Il est d’usage de dire que nous, modernes Occidentaux, appartenons à un « âge séculier ». Comment est-on passé d’un temps, encore proche, où il était inconcevable de ne pas croire en Dieu, à l’époque actuelle, où la foi n’est plus qu’une option parmi d’autres et va jusqu’à susciter la commisération ?
L’explication la plus courante consiste à affirmer qu’à la faveur des progrès de la connaissance, la vérité aurait triomphé de l’illusion, nous poussant à ne chercher qu’en nous-mêmes notre raison d’être et les conditions de notre épanouissement ici-bas.
En révélant les impensés de ce récit classique de la victoire des Lumières qui fait du « désenchantement du monde » la seule clé de l’énigme, Charles Taylor entreprend une enquête philosophique et historique monumentale qui renoue les liens entre l’humanisme et l’aspiration à la transcendance. Loin d’être une « soustraction » de la religion, la sécularisation est un processus de redéfinition de la croyance qui a vu se multiplier les options spirituelles. Si plus aucune n’est en mesure de s’imposer, les impasses du « matérialisme » et les promesses déçues de la modernité continuent d’éveiller un besoin de sens.

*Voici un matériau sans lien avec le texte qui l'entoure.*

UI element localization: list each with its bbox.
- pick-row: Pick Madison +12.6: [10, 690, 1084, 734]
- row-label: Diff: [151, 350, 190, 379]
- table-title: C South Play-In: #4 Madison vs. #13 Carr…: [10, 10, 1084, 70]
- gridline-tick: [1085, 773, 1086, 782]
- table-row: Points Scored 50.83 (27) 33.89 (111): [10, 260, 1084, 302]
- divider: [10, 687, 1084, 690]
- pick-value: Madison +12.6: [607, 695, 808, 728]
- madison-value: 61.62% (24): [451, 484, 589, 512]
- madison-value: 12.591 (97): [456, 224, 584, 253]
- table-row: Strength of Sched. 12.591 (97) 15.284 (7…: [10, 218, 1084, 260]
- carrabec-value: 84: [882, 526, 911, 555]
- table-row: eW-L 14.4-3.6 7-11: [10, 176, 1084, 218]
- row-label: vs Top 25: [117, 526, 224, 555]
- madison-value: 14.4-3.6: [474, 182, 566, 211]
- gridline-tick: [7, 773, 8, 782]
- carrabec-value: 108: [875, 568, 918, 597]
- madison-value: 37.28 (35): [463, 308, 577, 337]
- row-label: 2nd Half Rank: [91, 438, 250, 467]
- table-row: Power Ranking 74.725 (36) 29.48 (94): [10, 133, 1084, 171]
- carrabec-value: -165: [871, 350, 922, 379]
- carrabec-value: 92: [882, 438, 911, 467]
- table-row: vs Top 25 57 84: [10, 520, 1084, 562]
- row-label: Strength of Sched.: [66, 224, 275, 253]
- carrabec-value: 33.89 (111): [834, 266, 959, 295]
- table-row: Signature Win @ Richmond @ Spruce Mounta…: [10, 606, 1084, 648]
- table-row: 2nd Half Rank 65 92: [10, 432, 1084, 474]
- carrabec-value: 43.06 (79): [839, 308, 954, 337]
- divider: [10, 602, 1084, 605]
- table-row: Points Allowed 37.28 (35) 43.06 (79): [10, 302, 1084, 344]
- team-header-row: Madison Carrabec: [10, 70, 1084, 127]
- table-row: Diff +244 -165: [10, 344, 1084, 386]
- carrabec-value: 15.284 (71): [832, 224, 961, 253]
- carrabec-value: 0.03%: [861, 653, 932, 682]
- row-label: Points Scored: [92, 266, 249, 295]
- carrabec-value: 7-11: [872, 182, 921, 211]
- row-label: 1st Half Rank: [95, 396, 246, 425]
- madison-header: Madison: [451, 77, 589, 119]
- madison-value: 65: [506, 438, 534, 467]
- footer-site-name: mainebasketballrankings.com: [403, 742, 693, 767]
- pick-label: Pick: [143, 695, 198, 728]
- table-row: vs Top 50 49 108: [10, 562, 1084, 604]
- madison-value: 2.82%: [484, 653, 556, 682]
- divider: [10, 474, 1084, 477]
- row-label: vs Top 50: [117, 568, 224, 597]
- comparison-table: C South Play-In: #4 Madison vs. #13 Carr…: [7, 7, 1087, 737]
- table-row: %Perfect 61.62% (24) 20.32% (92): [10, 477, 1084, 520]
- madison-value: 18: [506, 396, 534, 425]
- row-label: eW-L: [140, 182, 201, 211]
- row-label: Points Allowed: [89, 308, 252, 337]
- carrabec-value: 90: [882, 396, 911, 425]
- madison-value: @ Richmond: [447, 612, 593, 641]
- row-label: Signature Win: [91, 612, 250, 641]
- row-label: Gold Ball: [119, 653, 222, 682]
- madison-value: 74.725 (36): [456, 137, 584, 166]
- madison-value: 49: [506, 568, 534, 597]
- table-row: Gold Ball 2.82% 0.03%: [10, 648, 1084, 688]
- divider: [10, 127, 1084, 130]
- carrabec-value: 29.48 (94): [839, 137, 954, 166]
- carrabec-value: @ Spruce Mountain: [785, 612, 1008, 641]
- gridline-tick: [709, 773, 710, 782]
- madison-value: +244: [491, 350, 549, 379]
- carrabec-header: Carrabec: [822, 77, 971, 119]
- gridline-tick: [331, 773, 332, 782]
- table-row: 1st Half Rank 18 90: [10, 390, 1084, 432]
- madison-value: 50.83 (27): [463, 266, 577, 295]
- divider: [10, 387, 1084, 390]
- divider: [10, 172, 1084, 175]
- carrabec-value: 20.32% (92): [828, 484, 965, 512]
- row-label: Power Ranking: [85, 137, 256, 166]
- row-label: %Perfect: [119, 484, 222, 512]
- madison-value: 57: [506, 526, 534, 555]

Charles Taylor est professeur émérite de philosophie à l’université McGill (Montréal). Reconnu comme l’un des plus importants théoriciens du multiculturalisme et du communautarisme et auteur de nombreux ouvrages, parmi lesquels Les Sources du moi (Seuil, 1998), il a reçu en 2007 le prix Templeton, qui récompense une contribution décisive à la recherche spirituelle.